Para o presidente do TJ-RJ, o governo fluminense não se esforçou para reduzir gastos e evitar o agravamento da crise. “Ao contrário, houve manutenção de despesas expressivas com propaganda, isenções fiscais e nomeação de inúmeros cargos em comissão, como noticiado na mídia, e de gastos também elevados em obras olímpicas.”

Sem dinheiro
A crise financeira do Rio de Janeiro chegou ao seu ápice quando o vice-governador Francisco Dornelles (PP) publicou, em junho, decreto declarando estado de calamidade pública. A medida forçou a União a fazer um aporte de R$ 2,9 bilhões no estado e deu ao poder público o direito de tomar diversas medidas para manter a saúde dos cofres públicos.

Entre as razões citadas para a decisão à época estão as Olimpíadas, a queda na arrecadação com o ICMS e os royalties do petróleo e problemas na prestação de serviços essenciais, como segurança pública, saúde, educação e mobilidade.

O Supremo chegou a determinar que o governo estadual repassasse aos poderes Legislativo e Judiciário, ao Ministério Público e à Defensoria Pública, até o dia 20 de cada mês, os recursos destinados por lei a esses órgãos. 

Há também uma decisão de outubro que obriga o estado a pagar os salários dos servidores até o décimo dia útil de cada mês. Além disso, o governo do RJ está proibido de conceder novas isenções fiscais até que apresente um estudo do impacto orçamentário-financeiro de todos os incentivos tributários já concedidos.

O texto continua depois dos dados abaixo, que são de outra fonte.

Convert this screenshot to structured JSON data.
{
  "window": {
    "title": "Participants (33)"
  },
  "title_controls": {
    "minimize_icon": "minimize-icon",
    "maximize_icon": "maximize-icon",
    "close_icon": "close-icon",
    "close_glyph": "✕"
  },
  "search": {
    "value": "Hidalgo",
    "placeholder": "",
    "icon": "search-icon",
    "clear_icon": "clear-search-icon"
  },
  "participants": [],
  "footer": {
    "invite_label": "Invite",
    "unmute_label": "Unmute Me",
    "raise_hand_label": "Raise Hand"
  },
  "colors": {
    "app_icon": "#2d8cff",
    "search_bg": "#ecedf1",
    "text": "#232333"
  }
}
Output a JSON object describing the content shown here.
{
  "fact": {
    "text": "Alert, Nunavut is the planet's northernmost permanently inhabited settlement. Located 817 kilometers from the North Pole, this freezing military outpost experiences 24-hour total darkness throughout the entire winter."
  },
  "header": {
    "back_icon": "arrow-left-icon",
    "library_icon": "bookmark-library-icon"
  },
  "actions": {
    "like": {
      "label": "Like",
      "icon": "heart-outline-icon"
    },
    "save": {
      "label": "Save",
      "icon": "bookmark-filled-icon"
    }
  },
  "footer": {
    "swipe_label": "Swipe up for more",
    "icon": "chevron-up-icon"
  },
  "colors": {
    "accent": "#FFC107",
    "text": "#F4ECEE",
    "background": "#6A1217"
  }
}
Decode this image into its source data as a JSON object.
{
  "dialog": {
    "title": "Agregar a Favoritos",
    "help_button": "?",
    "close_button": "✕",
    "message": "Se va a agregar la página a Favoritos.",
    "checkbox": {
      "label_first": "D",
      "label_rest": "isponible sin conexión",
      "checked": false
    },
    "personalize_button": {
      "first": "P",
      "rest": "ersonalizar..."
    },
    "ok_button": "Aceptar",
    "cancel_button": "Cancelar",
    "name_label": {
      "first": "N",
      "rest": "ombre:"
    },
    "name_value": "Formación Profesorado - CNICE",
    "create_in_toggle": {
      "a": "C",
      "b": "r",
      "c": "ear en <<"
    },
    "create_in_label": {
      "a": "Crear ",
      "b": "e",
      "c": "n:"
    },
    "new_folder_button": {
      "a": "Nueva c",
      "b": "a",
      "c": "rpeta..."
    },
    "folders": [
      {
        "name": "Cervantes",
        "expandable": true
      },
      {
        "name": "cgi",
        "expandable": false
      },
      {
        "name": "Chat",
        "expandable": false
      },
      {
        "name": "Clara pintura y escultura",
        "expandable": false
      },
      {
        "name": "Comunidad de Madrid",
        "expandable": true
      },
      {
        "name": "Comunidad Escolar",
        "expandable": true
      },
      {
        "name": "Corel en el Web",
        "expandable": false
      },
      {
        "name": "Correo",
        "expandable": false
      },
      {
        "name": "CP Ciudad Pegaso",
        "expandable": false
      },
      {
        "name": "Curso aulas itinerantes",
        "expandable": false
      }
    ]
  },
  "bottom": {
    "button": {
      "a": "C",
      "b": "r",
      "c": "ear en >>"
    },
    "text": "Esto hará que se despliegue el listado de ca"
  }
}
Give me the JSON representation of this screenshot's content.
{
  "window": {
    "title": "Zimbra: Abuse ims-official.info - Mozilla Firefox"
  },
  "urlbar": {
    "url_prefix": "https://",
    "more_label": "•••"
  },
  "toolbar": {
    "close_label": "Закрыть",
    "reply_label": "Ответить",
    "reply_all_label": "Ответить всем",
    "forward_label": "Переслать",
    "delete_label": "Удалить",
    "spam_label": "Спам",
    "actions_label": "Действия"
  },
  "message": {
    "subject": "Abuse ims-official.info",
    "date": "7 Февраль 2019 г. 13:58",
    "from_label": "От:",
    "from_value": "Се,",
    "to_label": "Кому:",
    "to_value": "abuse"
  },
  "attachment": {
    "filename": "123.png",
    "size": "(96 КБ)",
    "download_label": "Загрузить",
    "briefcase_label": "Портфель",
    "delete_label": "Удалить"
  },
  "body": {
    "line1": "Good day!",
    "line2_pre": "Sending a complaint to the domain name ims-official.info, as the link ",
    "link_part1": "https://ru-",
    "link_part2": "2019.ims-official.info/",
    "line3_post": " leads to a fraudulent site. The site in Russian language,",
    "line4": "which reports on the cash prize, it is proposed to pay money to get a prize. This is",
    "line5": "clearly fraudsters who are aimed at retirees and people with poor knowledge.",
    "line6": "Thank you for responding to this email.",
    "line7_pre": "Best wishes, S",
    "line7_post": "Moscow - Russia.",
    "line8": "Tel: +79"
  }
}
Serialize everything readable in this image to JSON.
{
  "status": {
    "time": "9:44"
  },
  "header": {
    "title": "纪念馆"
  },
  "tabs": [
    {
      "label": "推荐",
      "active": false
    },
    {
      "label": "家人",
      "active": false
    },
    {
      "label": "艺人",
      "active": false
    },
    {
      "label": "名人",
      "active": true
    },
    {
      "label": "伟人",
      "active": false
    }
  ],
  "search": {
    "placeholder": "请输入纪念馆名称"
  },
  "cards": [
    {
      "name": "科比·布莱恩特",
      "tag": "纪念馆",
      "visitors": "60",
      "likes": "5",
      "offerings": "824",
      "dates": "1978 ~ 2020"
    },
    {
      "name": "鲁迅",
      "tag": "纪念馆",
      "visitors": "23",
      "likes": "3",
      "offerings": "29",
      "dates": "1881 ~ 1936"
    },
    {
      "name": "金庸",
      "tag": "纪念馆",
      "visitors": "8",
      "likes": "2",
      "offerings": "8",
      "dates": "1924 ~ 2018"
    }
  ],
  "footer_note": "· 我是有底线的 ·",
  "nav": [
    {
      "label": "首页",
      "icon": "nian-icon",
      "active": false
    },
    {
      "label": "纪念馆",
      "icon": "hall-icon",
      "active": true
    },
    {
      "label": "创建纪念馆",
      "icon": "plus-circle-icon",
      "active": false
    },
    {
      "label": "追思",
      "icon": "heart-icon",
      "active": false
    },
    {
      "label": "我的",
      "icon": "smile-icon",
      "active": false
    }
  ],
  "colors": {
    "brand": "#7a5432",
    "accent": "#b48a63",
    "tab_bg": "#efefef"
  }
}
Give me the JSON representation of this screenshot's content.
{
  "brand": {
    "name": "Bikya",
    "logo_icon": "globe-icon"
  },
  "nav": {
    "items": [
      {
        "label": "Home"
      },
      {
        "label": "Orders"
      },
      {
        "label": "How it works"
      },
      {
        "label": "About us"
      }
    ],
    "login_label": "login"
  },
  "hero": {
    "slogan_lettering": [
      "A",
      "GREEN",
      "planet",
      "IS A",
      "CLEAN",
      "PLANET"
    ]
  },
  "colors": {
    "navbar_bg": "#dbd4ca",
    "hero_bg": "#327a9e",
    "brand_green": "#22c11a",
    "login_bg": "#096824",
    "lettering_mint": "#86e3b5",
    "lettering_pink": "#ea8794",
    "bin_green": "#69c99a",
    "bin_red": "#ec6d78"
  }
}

Para voltar a conceder isenções, o governo deverá encaminhar à Justiça do Rio, em 60 dias, a relação das empresas beneficiárias dos incentivos (concedidos como créditos tributários futuros), com informações sobre os benefícios fiscais então vigentes.

Segundo o Tribunal de Contas estadual, o Rio de Janeiro deixou de arrecadar R$ 138 bilhões em ICMS entre os anos de 2008 e 2013. O documento constatou que abrir mão desse valor contribuiu para a crise financeira que o estado vive hoje.

O mais recente Projeto de Lei Orçamentária enviado pelo governo à Alerj prevê mais isenções projetadas para os próximos três anos em R$ 33 bilhões. Só no ano que vem seriam R$ 11 bilhões. O professor Luiz Fernando Prudente do Amaral, do Instituto de Direito Público de São Paulo, pondera que as algumas das medidas amargas são necessárias e estão dentro da legalidade, mas que outras são absolutamente questionáveis.

“Todos imaginavam que a decretação se dava para que os eventos relativos às Olimpíadas fossem realizados a contento. No entanto, as medidas anunciadas pelo governador Pezão apenas demonstram que aquele decreto de calamidade não estava baseado apenas nas Olimpíadas, mas sim numa clara crise econômica pela qual passa o Estado, especialmente em razão de uma série de benefícios fiscais que foram dados e pela diminuição de participação nos royalties do petróleo”, explica. Com informações da Assessoria de Imprensa do STF.